Monday, August 03, 2009

I was raised this way...

While watching "The Tyra Banks Show," wait, don't freak out yet. :) She's actually pretty good sometimes. So, I was watching today and she loves doing these "social experiments." The one she did today took people of various ethnic backgrounds and placed them in a room where they were shown photos or footage. After viewing the item, opinions were given.

There was a white guy who was, and probably still is, incredibly racist. Not sheet-wearing racist, but about a step or two away from that. A woman there was also this way, preferring to say she was "afraid of black people." After viewing a video of a black woman with three children, they both presumed the black woman was on welfare, had three different dads for the children, etc.

Tyra, I was glad to see, spoke up to say there was nothing in that photo that said this woman was on welfare, etc. She was wearing business clothing, had diamonds in her ears, the children were all well dressed and she was nicely manicured...by that, she looked professional.
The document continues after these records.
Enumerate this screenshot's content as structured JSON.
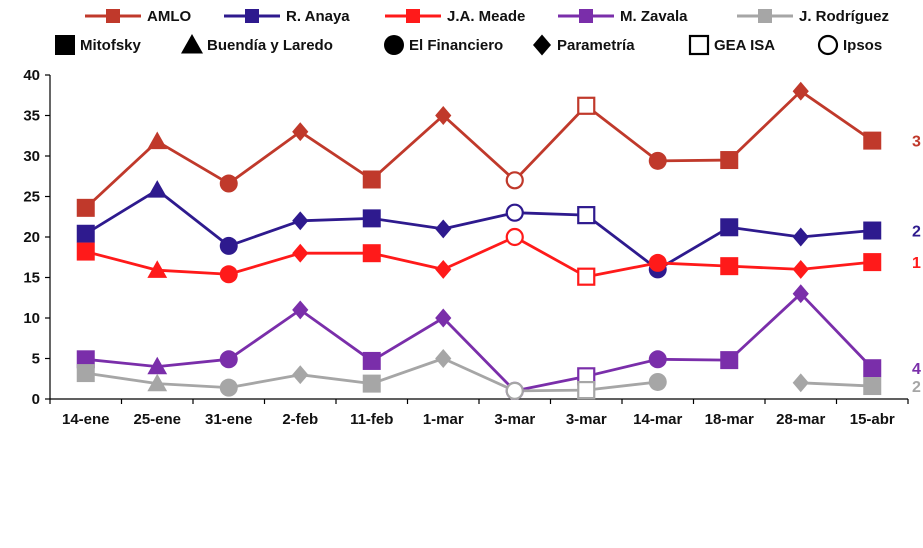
{
  "chart_data": {
    "type": "line",
    "title": "",
    "xlabel": "",
    "ylabel": "",
    "ylim": [
      0,
      40
    ],
    "yticks": [
      0,
      5,
      10,
      15,
      20,
      25,
      30,
      35,
      40
    ],
    "grid": false,
    "categories": [
      "14-ene",
      "25-ene",
      "31-ene",
      "2-feb",
      "11-feb",
      "1-mar",
      "3-mar",
      "3-mar",
      "14-mar",
      "18-mar",
      "28-mar",
      "15-abr"
    ],
    "pollsters": [
      {
        "name": "Mitofsky",
        "marker": "square"
      },
      {
        "name": "Buendía y Laredo",
        "marker": "triangle"
      },
      {
        "name": "El Financiero",
        "marker": "circle"
      },
      {
        "name": "Parametría",
        "marker": "diamond"
      },
      {
        "name": "GEA  ISA",
        "marker": "open-square"
      },
      {
        "name": "Ipsos",
        "marker": "open-circle"
      }
    ],
    "point_markers": [
      "square",
      "triangle",
      "circle",
      "diamond",
      "square",
      "diamond",
      "open-circle",
      "open-square",
      "circle",
      "square",
      "diamond",
      "square"
    ],
    "series": [
      {
        "name": "AMLO",
        "color": "#c0392b",
        "values": [
          23.6,
          31.8,
          26.6,
          33.0,
          27.1,
          35.0,
          27.0,
          36.2,
          29.4,
          29.5,
          38.0,
          31.9
        ],
        "end_label": "3"
      },
      {
        "name": "R. Anaya",
        "color": "#2e1a8e",
        "values": [
          20.4,
          25.8,
          18.9,
          22.0,
          22.3,
          21.0,
          23.0,
          22.7,
          16.0,
          21.2,
          20.0,
          20.8
        ],
        "end_label": "2"
      },
      {
        "name": "J.A. Meade",
        "color": "#ff1a1a",
        "values": [
          18.2,
          15.9,
          15.4,
          18.0,
          18.0,
          16.0,
          20.0,
          15.1,
          16.8,
          16.4,
          16.0,
          16.9
        ],
        "end_label": "1"
      },
      {
        "name": "M. Zavala",
        "color": "#7a2eaa",
        "values": [
          4.9,
          4.0,
          4.9,
          11.0,
          4.7,
          10.0,
          1.0,
          2.8,
          4.9,
          4.8,
          13.0,
          3.8
        ],
        "end_label": "4"
      },
      {
        "name": "J. Rodríguez",
        "color": "#a6a6a6",
        "values": [
          3.2,
          1.9,
          1.4,
          3.0,
          1.9,
          5.0,
          1.0,
          1.1,
          2.1,
          null,
          2.0,
          1.6
        ],
        "end_label": "2"
      }
    ],
    "legend_position": "top"
  }
}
Similar footage of a white woman did not get the same response from these two...their reasoning for only seeing color and a negative stereotype was "that's how I was raised..."
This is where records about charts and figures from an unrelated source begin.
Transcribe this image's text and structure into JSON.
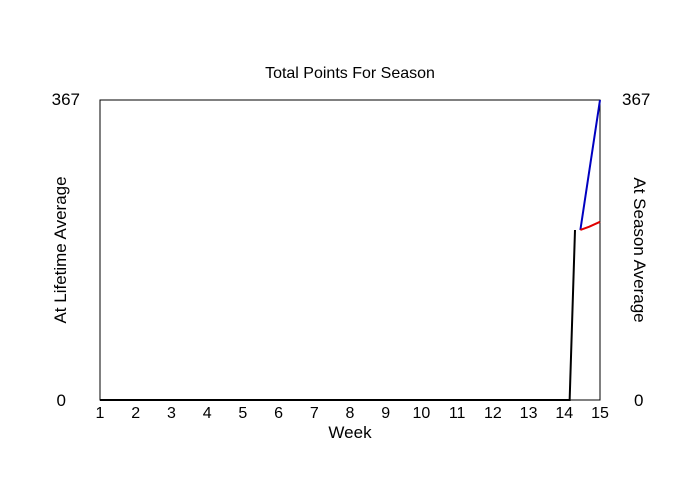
{
  "chart_data": {
    "type": "line",
    "title": "Total Points For Season",
    "xlabel": "Week",
    "ylabel_left": "At Lifetime Average",
    "ylabel_right": "At Season Average",
    "x_ticks": [
      "1",
      "2",
      "3",
      "4",
      "5",
      "6",
      "7",
      "8",
      "9",
      "10",
      "11",
      "12",
      "13",
      "14",
      "15"
    ],
    "xlim": [
      1,
      15
    ],
    "ylim": [
      0,
      367
    ],
    "y_left_ticks": [
      "0",
      "367"
    ],
    "y_right_ticks": [
      "0",
      "367"
    ],
    "colors": {
      "actual": "#000000",
      "lifetime": "#0000c0",
      "season": "#e00000",
      "left_label": "#0000c0",
      "right_label": "#e00000"
    },
    "series": [
      {
        "key": "actual",
        "points": [
          [
            1,
            0
          ],
          [
            14.15,
            0
          ],
          [
            14.15,
            0
          ],
          [
            14.3,
            208
          ]
        ]
      },
      {
        "key": "lifetime",
        "points": [
          [
            14.45,
            208
          ],
          [
            15,
            367
          ]
        ]
      },
      {
        "key": "season",
        "points": [
          [
            14.45,
            208
          ],
          [
            14.7,
            212
          ],
          [
            15,
            218
          ]
        ]
      }
    ]
  }
}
I just thought, what a lame excuse. That lame excuse is what led another woman (a black woman) to eventually break down and cry. She explained that she has a college degree, professional job, has several desirable qualities, yet, men see black skin and write her off. Through all those tears, she said black men want white women, Asian men won't consider her, white men don't want a black woman and the list goes on.
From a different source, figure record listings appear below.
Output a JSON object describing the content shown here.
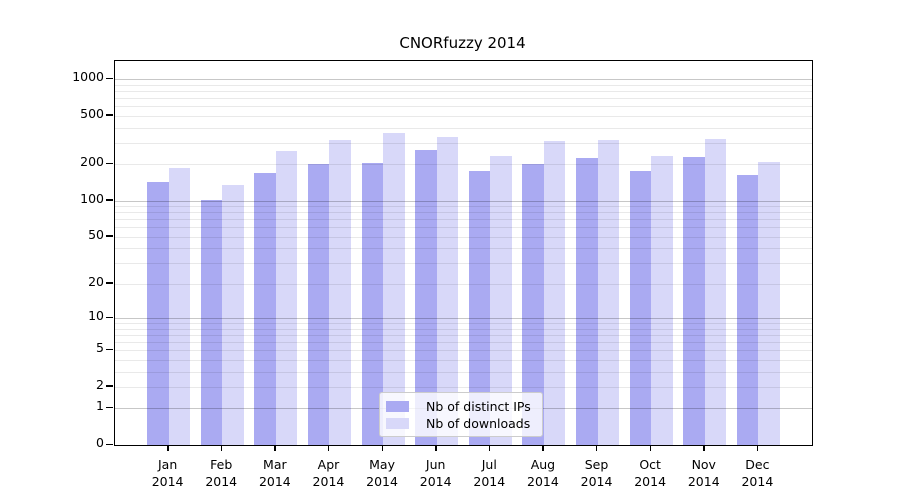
{
  "chart_data": {
    "type": "bar",
    "title": "CNORfuzzy 2014",
    "categories": [
      "Jan 2014",
      "Feb 2014",
      "Mar 2014",
      "Apr 2014",
      "May 2014",
      "Jun 2014",
      "Jul 2014",
      "Aug 2014",
      "Sep 2014",
      "Oct 2014",
      "Nov 2014",
      "Dec 2014"
    ],
    "series": [
      {
        "name": "Nb of distinct IPs",
        "color": "#aaaaf2",
        "values": [
          142,
          102,
          170,
          201,
          206,
          262,
          175,
          201,
          227,
          176,
          231,
          162
        ]
      },
      {
        "name": "Nb of downloads",
        "color": "#d8d8f9",
        "values": [
          188,
          134,
          255,
          316,
          362,
          336,
          235,
          312,
          315,
          232,
          321,
          210
        ]
      }
    ],
    "yscale": "log1p",
    "yticks": [
      0,
      1,
      2,
      5,
      10,
      20,
      50,
      100,
      200,
      500,
      1000
    ],
    "ylim": [
      0,
      1412
    ],
    "grid": "horizontal major+minor",
    "legend_position": "inside lower-center",
    "xlabel": "",
    "ylabel": ""
  }
}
Despite the fact that it appeared she was having a personal pity party, she is right. Many times men of any race -assume- because I am a black woman, I fit the negative stereotype. That is beyond annoying because that attitude deprives a black woman of even the opportunity to shine. No race of people are perfect and no race of people are all bad. It does discourage me that such a negative stereotype is attached to black women in this country. I guess this is why people who write me and say, "I thought you were white..." Don't continue the conversation once they know I am not.